Long posts about writing and product management and corporate hierarchies are percolating somewhere in the back of my mind (bet you can’t wait!), but in the meantime I want to introduce you to what might be the best thing on the internet. Songtapper lets you use the space bar on your keyboard to tap out the rhythm of a piece of music, then tells you what the music is. Despite the name, it doesn’t just do songs – I have just used it to find out the name of Bach’s Toccata and Fugue in D Minor which, if you are like me, you will know better as that piece of music that Dracula would play on the organ, if he had one.

I don’t think it’s brilliant for very new music, but you can’t have everything and it’s still like having your most musically knowledgeable friend on hand day and night, ready to pop up with an answer whenever you can’t remember the name of the music from the Old Spice advert.

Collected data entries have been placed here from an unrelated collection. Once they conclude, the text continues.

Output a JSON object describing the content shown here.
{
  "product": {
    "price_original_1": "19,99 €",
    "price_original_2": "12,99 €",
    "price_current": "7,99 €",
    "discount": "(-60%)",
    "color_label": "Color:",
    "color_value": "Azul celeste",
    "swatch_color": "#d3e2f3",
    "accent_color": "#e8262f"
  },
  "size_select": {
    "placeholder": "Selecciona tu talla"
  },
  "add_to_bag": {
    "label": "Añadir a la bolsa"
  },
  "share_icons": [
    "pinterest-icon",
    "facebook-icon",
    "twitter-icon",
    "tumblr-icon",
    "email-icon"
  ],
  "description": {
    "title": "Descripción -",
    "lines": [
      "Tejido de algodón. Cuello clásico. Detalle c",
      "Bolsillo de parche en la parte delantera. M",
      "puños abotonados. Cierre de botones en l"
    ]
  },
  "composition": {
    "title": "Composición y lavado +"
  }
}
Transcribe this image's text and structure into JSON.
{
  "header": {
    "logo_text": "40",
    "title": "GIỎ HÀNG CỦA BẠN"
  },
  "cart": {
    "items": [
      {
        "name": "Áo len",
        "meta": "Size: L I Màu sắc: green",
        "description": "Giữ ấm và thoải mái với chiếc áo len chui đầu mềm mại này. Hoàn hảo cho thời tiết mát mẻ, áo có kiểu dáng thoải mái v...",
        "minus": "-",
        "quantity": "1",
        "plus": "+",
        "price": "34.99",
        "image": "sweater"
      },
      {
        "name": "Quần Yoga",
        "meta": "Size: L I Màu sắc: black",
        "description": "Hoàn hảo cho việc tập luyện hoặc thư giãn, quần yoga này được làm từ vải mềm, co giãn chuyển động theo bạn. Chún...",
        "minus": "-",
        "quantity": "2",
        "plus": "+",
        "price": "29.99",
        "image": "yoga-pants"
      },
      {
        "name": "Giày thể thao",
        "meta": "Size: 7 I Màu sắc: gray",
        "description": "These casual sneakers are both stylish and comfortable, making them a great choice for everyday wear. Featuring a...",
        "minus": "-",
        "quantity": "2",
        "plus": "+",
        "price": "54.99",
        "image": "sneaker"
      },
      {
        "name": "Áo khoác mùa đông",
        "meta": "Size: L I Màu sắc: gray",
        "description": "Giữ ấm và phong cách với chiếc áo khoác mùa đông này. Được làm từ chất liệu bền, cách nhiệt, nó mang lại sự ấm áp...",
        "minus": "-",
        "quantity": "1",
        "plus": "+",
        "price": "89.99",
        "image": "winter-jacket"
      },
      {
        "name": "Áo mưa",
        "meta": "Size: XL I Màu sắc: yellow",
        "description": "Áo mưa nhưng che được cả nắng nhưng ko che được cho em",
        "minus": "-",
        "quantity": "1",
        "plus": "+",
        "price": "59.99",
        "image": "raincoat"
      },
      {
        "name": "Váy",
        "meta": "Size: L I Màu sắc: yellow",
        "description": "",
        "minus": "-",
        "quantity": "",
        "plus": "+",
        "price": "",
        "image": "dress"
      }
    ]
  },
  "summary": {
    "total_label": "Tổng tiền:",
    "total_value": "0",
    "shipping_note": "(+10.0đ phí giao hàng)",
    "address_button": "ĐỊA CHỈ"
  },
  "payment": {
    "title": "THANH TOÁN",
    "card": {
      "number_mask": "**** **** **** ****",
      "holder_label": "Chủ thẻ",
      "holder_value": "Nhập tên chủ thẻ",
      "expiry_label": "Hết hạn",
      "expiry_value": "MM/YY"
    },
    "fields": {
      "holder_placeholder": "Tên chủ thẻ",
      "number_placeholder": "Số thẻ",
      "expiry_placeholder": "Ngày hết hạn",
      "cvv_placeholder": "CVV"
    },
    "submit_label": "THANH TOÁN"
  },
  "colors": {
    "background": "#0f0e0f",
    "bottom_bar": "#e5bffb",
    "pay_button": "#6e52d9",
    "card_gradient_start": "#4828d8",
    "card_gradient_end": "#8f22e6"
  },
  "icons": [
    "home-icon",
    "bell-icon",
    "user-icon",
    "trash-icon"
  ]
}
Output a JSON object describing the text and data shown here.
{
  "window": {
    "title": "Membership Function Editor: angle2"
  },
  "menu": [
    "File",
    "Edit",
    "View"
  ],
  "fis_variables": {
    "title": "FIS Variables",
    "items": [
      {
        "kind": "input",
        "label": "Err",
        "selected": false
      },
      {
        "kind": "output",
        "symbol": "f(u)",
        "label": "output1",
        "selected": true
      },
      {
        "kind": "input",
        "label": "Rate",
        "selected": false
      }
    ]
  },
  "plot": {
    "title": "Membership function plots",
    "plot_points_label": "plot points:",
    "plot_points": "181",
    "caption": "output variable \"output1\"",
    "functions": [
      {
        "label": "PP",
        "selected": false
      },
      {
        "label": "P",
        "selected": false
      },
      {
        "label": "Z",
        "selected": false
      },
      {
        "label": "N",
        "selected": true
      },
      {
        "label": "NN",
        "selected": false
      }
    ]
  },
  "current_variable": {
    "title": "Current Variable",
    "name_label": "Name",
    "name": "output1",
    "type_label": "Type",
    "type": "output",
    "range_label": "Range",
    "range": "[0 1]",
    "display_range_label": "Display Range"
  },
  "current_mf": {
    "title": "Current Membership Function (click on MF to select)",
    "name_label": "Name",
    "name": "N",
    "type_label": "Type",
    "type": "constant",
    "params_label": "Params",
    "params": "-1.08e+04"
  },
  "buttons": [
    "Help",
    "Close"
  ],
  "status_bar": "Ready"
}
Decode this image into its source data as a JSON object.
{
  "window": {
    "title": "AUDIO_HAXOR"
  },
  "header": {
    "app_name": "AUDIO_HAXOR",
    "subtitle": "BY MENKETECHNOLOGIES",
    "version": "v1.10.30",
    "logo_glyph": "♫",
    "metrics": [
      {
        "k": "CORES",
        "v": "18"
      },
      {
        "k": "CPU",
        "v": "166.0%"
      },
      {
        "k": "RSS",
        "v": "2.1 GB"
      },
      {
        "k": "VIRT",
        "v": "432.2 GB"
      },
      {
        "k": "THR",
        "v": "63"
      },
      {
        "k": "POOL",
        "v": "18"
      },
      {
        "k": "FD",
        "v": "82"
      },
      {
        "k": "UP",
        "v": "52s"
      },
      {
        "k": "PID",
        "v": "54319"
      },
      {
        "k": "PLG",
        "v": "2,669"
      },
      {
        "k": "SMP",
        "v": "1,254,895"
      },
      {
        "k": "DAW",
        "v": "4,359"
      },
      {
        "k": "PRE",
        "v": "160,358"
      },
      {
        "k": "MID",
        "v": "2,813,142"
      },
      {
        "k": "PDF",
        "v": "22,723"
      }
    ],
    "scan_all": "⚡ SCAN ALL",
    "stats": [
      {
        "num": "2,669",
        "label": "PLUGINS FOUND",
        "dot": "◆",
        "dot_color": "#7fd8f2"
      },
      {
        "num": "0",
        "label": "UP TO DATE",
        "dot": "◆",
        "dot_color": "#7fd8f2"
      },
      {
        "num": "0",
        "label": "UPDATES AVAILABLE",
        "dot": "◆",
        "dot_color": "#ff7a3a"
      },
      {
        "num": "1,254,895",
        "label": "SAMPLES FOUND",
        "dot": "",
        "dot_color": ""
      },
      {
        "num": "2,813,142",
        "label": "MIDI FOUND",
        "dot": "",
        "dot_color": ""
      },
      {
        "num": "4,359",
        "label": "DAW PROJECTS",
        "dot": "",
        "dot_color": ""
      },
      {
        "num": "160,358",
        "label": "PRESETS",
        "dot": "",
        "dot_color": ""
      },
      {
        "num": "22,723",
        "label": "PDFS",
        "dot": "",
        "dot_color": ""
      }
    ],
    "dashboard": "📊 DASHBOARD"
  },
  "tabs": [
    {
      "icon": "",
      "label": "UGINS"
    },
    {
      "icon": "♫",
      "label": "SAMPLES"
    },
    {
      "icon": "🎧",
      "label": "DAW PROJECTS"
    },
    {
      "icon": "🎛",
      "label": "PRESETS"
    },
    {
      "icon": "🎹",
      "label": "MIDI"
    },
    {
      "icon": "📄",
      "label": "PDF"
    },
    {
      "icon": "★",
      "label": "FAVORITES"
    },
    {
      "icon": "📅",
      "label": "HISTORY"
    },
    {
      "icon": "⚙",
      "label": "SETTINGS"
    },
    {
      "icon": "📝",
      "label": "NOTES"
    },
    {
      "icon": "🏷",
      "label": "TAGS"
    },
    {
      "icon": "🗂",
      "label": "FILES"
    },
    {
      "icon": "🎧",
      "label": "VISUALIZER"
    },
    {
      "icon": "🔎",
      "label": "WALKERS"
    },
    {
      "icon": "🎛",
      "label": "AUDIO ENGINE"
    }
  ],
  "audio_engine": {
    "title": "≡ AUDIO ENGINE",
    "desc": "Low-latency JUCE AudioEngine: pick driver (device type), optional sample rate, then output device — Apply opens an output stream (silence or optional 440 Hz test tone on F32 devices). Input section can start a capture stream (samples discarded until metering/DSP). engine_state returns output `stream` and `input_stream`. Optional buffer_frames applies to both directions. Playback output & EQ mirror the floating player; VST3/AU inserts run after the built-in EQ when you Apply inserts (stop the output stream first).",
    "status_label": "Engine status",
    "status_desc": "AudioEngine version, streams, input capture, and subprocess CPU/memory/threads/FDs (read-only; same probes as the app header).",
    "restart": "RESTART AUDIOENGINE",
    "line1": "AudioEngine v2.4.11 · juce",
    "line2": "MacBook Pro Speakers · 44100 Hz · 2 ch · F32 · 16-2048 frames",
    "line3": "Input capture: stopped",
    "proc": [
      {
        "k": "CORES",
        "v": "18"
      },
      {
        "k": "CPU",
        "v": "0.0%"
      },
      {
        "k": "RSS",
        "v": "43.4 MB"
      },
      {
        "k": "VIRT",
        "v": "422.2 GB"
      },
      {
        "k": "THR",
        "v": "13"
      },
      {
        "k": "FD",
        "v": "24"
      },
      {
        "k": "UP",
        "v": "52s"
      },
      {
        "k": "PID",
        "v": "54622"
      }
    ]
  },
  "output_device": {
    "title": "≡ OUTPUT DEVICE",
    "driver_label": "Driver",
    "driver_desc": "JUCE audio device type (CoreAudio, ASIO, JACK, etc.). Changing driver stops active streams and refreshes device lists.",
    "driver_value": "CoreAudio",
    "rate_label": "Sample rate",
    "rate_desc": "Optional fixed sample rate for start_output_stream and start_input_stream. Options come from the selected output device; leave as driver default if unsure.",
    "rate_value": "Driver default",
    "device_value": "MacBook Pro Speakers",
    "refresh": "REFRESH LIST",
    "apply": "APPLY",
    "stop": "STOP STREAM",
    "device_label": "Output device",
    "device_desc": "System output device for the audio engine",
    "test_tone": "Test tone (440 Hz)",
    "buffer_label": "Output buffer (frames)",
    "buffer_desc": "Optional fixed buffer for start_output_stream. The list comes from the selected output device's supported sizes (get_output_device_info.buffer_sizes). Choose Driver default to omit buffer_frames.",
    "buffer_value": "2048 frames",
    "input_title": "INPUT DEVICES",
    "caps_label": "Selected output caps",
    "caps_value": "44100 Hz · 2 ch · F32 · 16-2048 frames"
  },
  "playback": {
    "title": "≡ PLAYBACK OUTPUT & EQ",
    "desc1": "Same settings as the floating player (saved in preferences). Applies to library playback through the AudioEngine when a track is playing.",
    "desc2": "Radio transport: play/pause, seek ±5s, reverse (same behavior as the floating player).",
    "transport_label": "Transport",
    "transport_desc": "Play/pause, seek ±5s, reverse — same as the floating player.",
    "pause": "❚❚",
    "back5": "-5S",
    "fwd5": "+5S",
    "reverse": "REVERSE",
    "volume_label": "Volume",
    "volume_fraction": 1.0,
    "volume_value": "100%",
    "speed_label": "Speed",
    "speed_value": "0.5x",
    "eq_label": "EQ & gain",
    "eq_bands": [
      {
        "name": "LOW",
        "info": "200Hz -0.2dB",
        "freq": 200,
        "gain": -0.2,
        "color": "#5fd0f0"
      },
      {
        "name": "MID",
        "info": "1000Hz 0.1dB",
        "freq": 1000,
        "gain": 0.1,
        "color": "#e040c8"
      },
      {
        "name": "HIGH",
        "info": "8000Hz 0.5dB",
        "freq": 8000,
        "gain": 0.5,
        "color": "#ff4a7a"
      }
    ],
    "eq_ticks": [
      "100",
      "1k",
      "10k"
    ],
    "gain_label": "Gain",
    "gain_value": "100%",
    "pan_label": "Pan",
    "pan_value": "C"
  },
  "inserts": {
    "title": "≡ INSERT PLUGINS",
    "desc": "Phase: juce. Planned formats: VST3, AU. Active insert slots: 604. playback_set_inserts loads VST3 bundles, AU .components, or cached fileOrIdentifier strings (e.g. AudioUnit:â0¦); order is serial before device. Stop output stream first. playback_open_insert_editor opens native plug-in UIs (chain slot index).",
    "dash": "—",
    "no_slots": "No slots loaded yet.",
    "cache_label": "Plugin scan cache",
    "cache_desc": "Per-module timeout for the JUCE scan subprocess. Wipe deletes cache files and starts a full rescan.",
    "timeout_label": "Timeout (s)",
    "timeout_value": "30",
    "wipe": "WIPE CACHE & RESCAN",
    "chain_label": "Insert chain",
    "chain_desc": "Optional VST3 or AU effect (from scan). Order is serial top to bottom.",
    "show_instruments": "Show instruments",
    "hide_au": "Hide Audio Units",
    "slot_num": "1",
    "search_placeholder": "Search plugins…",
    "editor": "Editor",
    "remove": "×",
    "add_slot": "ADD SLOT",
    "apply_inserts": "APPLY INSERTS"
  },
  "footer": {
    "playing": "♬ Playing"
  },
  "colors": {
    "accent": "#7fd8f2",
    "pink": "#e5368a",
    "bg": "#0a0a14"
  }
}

(You can learn more than the names of songs, too: it was Songtapper that led me to the discovery that parts of Daisy Bell and Funiculi, Funicula have almost exactly the same rhythm. I have also learned that knowing the name of a piece of music but not which advert I remember it from is almost more annoying than the other way round, and that O Fortuna features nowhere in The Omen, and the piece of music I vaguely remember as being from Carmina Burana is actually a specially-composed piece called Ave Satani, for which Jerry Goldsmith won an Oscar. Maybe it’s only me who had them confused, I don’t know. That said, the number of places where O Fortuna is used is mindboggling. No wonder everyone knows it without knowing why.)